Whether the patient needs obesity surgery and which surgery is the most appropriate option should be examined in detail by a General Surgeon and an Endocrinologist who specialize in these surgeries. In morbidly obese patients who undergo bariatric surgery, the problems caused by obesity are significantly eliminated in long-term follow-up. Figures 1 and 2 show the improvement rates in obesity-related health problems in male and female patients.
Is there an age limit for obesity surgeries?
It is not right to talk about a clear age limit. It is necessary to make a separate decision for each patient, considering the patient's physiological age, underlying diseases, and the risks that surgery with general anesthesia may pose, rather than the chronological age. However, in general, we do not perform these surgeries very often on patients over the age of 65.

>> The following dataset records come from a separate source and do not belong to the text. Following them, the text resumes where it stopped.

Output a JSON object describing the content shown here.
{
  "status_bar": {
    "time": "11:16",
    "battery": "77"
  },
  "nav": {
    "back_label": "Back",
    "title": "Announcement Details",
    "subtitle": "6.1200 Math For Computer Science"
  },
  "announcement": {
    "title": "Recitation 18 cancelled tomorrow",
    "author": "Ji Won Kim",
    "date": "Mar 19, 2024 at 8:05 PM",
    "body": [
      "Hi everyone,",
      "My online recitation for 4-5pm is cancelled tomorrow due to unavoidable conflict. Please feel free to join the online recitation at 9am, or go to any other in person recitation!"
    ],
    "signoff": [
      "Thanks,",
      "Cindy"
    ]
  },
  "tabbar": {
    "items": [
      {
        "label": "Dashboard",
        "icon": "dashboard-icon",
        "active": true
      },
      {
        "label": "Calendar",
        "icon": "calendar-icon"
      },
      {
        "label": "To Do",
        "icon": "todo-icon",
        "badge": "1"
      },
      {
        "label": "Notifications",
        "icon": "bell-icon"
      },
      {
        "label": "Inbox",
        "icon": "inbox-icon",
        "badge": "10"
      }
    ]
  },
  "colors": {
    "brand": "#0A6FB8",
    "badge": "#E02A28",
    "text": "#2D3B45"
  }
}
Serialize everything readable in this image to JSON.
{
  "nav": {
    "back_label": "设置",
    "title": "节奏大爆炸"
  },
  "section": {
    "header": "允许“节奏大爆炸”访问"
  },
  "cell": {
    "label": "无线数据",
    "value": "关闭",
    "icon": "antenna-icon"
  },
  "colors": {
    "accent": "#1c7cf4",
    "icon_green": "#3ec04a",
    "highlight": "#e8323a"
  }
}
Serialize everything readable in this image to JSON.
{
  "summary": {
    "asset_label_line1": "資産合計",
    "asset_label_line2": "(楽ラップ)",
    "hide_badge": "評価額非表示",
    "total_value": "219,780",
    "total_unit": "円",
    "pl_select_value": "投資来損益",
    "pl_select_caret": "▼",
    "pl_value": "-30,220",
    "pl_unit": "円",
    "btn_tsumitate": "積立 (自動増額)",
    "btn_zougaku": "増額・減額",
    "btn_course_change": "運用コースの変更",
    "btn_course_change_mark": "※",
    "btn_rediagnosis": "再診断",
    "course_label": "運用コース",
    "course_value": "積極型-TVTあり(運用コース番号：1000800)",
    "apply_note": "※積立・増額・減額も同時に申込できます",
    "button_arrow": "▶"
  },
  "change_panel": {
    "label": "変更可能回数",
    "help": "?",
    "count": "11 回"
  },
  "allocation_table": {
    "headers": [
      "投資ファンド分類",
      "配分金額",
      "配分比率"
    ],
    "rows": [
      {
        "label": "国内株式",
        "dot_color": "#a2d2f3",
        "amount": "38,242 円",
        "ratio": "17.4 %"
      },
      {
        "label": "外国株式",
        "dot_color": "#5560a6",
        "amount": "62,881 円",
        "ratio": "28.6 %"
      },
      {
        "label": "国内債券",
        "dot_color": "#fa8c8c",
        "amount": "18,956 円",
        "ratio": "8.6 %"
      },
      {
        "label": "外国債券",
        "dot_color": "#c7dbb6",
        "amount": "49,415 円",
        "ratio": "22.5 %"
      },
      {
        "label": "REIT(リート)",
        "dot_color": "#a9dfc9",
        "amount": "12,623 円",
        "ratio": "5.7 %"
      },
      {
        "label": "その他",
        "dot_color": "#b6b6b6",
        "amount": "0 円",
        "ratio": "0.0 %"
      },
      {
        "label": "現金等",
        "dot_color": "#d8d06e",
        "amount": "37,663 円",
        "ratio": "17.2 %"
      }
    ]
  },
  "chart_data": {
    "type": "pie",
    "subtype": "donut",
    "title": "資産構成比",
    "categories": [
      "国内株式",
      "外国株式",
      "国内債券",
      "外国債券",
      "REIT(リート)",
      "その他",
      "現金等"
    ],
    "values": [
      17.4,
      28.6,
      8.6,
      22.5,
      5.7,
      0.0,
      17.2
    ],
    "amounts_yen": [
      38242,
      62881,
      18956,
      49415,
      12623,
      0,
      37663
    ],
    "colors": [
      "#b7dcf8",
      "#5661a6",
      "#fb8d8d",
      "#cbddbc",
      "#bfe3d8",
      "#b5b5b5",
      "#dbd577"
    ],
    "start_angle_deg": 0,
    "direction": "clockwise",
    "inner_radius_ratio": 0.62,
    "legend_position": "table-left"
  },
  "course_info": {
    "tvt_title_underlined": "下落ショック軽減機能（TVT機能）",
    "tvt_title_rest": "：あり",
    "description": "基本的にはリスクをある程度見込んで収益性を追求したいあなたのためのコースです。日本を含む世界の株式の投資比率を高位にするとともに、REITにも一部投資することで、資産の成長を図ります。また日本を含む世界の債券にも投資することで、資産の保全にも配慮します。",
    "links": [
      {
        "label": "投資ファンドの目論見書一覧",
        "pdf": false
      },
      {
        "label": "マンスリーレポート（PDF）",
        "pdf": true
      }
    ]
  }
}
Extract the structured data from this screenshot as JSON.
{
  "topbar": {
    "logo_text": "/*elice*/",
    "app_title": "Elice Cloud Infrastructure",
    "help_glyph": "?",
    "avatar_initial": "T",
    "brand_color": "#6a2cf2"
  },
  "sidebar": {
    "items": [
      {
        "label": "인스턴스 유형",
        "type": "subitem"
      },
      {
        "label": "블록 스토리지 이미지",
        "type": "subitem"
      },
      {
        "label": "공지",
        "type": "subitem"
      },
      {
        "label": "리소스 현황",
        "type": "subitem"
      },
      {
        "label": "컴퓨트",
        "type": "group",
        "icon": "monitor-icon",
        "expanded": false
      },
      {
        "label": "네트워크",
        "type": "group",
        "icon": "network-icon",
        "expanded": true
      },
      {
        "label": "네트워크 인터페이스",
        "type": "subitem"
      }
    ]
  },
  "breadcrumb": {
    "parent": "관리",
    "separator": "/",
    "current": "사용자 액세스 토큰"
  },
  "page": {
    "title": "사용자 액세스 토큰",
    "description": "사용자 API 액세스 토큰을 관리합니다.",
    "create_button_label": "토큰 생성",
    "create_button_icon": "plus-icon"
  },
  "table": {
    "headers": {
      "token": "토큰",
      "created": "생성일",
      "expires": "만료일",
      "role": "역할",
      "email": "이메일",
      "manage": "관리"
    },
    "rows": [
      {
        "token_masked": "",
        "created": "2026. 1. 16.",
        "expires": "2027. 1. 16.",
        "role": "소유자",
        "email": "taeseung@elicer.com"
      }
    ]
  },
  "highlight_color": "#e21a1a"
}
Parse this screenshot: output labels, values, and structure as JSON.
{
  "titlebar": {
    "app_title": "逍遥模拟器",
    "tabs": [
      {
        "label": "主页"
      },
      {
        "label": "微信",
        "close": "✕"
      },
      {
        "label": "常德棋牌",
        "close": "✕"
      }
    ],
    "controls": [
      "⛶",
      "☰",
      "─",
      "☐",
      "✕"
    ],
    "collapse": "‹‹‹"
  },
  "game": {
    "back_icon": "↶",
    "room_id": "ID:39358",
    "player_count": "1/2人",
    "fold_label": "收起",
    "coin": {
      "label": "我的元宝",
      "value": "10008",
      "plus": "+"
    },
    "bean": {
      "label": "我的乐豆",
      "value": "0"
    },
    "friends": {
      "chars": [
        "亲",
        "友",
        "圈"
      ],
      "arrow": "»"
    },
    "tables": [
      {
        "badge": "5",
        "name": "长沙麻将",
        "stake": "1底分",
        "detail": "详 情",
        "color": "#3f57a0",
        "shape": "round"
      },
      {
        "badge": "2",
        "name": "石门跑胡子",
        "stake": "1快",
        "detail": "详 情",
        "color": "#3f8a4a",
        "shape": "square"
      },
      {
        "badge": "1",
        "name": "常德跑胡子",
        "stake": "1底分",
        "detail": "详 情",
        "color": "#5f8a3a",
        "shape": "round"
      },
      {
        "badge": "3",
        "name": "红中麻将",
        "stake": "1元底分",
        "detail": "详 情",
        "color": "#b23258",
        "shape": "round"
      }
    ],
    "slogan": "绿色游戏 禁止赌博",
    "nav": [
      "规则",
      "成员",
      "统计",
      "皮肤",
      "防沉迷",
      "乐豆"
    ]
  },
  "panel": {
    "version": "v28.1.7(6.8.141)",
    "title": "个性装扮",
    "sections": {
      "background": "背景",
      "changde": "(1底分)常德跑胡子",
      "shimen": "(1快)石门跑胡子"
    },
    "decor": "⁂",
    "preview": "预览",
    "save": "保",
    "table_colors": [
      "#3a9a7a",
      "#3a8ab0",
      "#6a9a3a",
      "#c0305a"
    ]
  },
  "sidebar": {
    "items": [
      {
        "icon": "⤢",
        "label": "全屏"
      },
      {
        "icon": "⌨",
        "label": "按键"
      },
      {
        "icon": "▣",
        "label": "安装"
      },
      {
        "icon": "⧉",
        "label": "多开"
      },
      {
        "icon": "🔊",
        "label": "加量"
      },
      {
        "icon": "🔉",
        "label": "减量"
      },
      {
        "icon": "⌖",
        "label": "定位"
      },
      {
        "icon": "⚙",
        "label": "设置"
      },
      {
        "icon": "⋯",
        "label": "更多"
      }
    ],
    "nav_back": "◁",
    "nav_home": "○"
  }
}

Is obesity surgery suitable for those who gain weight due to hormonal reasons?
No way. This surgery is not suitable for people who have an underlying hormonal disease or who have gained weight during hormonal treatment and become obese, except in exceptional cases. Before performing this surgery on our patients, we want to make sure that there is no underlying hormonal disorder by performing an endocrinological evaluation.